When one reaches an advanced age, that is, becomes a genuine
geezer, one has a rather panoramic view of the history one has lived all those
years. Events come and go and come again. The BIG Decision Makers develop
policies that they deem necessary, start wars, decide who counts and who
doesn’t, argue about what the Founding Fathers really meant when they
constructed the Constitution, and even though we vote for them, the government
machine takes over and we have no control over what happens. Really.
One of the areas I have seen kicked around is that of our
right to privacy, out right not to have the government looking over our
shoulder and using the information gleaned to abridge our “freedom.’
Let me take you back to the so-called idyllic 50s, the era
that some people want to bring back. The scene is Kent State University , to Fr. James Fleming’s
Social Theory class. It was a senior level class in which we studied how, over
the centuries of civilization; men had developed the means of forming society
in workable ways to create the best possible outcomes for all – or in some
cases for a chosen few. Included among these social philosophers was Karl Marx,
naturally. Now in the class was an older student we had never seen before,;
since most of the rest of us had been together for at least three years as
sociology majors we all knew each other. He was very quiet in class, not asking
questions or commenting. He was also dressed very formally, not in the casual
way of the average student,. One day, after class, he joined a group of us at
lunch. He had a lot of questions about Dr. Fleming, a wonderful teacher and
scholar from Georgia .
“He sure talks a lot about Karl Marx,” he said. We just stared at him. “It’s a
social theory class,” one of us said. “You can’t ignore Marx.” He didn’t look
convinced. He disappeared from class soon after that. He had FBI written al
over him. SO far as I know, Dr. Fleming was not assigned to a list of
subversives, but the watching had begun.
In Columbus , the state of Ohio had its own House Un-American Activities Committee,
which forced the Ohio
State University
to establish a loyalty oath for all faculty, including graduate
assistants. To teach at Ohio State
you had to swear that you were not and had never been a member of any
organization that threatened to overthrow the government of the USA . They also
established a gag rule on certain speakers invited to speak at university and
class events. McCarthy and the Congressional un-American Committee were gearing
up for the major witch hunts of that time. Nothing was too absurd: an
acquaintance of my husband’s in graduate school was in charge of the classic
film series, showing such films as “Grapes of Wrath,” “The Ox-Bow Incident,”

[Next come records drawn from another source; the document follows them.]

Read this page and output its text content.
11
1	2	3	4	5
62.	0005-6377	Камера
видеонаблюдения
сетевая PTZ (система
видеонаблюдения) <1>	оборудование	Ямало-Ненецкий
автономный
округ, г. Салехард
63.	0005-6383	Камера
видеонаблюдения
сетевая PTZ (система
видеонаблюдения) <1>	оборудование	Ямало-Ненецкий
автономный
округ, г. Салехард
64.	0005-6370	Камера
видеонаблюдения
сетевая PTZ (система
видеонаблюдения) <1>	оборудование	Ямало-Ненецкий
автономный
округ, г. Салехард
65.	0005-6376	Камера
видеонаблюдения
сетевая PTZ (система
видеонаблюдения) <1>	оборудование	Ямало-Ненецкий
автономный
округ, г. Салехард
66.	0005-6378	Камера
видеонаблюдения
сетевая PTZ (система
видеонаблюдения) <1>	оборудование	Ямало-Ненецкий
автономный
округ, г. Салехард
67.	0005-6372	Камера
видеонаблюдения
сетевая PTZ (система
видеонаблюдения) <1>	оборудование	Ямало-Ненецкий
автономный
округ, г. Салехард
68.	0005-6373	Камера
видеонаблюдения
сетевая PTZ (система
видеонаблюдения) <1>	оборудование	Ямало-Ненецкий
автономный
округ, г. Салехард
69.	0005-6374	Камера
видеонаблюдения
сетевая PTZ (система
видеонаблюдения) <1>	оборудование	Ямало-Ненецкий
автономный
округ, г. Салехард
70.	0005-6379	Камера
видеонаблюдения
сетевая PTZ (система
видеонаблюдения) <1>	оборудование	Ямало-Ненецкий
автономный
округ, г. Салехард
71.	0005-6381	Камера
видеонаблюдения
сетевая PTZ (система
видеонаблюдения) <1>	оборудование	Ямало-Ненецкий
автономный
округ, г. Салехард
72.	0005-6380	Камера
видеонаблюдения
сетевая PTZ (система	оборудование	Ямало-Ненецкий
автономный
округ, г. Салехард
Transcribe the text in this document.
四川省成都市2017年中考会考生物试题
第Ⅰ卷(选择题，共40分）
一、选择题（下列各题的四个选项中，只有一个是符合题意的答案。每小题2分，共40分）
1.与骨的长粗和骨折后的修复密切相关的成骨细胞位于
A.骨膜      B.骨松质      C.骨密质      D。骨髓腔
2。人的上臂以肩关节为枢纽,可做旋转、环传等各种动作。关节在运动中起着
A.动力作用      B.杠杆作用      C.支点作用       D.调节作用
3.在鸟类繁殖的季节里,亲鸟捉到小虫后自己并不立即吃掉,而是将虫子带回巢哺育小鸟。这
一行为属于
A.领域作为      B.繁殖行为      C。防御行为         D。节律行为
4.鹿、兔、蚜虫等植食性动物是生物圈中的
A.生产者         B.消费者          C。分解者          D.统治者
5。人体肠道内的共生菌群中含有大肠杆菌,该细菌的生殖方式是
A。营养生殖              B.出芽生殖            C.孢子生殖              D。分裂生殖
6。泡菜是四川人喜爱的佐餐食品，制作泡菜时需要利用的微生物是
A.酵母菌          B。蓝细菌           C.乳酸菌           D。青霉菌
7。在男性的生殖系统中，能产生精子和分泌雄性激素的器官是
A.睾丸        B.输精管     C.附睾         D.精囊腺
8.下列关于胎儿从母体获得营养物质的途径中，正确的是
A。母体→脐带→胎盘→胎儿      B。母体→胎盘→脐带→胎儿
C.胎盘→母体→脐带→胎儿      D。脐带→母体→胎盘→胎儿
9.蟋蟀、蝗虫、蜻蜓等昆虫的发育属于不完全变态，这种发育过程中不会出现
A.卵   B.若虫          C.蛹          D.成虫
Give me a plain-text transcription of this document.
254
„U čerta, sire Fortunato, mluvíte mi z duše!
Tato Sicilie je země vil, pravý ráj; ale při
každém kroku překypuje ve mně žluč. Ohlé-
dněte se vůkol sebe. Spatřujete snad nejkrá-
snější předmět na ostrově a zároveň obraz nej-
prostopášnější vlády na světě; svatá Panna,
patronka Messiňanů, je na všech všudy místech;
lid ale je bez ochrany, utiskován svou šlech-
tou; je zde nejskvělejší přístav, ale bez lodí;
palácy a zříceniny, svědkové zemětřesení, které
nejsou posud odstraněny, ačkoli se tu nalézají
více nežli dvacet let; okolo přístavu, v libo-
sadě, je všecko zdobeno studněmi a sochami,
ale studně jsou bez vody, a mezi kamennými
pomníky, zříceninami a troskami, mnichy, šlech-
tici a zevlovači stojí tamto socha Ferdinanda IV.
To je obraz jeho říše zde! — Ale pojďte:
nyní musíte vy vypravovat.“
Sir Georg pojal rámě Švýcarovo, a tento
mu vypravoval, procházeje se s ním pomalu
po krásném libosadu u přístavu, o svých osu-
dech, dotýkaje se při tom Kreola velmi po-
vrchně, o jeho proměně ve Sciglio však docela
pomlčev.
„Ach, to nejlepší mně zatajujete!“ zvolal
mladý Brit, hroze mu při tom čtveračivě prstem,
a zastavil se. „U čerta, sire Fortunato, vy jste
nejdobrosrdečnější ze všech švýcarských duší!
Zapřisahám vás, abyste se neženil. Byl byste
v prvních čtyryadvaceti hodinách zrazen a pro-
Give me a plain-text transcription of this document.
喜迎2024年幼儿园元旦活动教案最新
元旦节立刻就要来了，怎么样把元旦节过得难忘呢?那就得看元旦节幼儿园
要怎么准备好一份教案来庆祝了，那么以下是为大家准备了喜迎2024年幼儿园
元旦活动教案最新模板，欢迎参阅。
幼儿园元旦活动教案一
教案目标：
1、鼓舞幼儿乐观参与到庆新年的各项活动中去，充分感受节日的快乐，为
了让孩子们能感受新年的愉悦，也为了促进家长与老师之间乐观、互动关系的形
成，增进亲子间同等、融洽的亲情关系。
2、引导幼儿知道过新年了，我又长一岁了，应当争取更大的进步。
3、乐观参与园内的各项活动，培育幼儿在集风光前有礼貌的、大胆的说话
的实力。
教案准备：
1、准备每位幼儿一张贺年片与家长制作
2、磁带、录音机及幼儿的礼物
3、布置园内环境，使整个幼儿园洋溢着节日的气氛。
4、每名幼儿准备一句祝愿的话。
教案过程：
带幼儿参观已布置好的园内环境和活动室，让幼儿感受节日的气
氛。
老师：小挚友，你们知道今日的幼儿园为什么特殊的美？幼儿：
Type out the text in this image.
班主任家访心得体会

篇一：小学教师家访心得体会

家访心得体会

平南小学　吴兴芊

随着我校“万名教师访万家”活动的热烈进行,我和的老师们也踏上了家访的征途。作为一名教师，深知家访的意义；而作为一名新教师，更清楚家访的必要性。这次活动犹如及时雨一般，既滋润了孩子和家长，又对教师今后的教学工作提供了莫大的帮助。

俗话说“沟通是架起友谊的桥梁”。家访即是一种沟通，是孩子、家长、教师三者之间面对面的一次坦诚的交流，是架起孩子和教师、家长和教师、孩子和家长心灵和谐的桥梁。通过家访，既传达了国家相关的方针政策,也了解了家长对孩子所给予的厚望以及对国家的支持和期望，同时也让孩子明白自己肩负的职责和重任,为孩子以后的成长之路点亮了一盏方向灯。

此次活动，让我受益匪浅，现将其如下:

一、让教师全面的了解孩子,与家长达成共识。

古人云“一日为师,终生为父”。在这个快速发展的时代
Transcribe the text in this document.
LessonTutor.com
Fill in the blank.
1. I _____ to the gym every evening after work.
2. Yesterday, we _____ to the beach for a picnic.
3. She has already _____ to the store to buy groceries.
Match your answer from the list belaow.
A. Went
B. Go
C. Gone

“Citizen Kane,” etc., the kinds o films to stimulate discussion as both art and
human behavior. (In those far-off days college students were actually
interested in ideas, rather than special effects.) The young man was called
before the Ohio Un-American Activities Committee because – gasp! – some of them
had been written by the notorious Hollywood Ten, writers who had refused to
testify against others who may or may not have once belonged to the Communist
Party, or perhaps had fought with the rebels in the Spanish Civil War against
the Fascists. It was the committee which decided what was subversive; they had
a little list, which included groups like Blue Star Mothers, those dangerous
government over-throwers who had had a son serving in WWII. Our friend had to face these yobs who probably
thought “Grapes of Wrath” was about the wine industry. Our friend was not
hauled off for violating the loyalty oath, but the film series was cancelled.
The atmosphere in Columbus
was oppressive, but worse was to come.
For reasons that I still do not understand, Joseph McCarthy
was allowed to run roughshod over the civil rights of hundreds of people.
People lost jobs, were black listed for years; He kept waving papers around,
shouting that he HAD NAMES!!! Interestingly, one of the young lawyers on his
committee was Robert F. Kennedy,
Two brave men stopped him, finally. One was Edward R.
Murrow, and I you saw “Good Night and Good Luck.” you know what he did, when
even the president seemed to cringe and avoid confronting that major villain of
his presidency. The other was Joseph Welch, a Dickensian old Boston lawyer, who took him on during the
Army-McCarthy hearings and smashed him but good.
Richard Nixon and J. Edgar Hoover took up where McCarthy
left off and created similar violations of free speech and illegal spying on
American citizens, not presumptive terrorists, but civil rights workers,
anti-war demonstrators, journalists, and commentators.
And now we have the IRS snoops checking out certain groups.
It’s still wrong, but the magnitude of the offensive actions doesn’t come close
to past skullduggery in the name of national Security.
In another sense, we are under constant scrutiny through our
credit cards, computer pages, Twitter, Facebook, merchant preference cards,
store cameras – we’re all in there.
Scary.
1 comment:
Thanks for writing this all down, so that I can share with people I've told this about. Compelling stories indeed, and a wake-up call to anyone who thought the 50s were an idyllic time!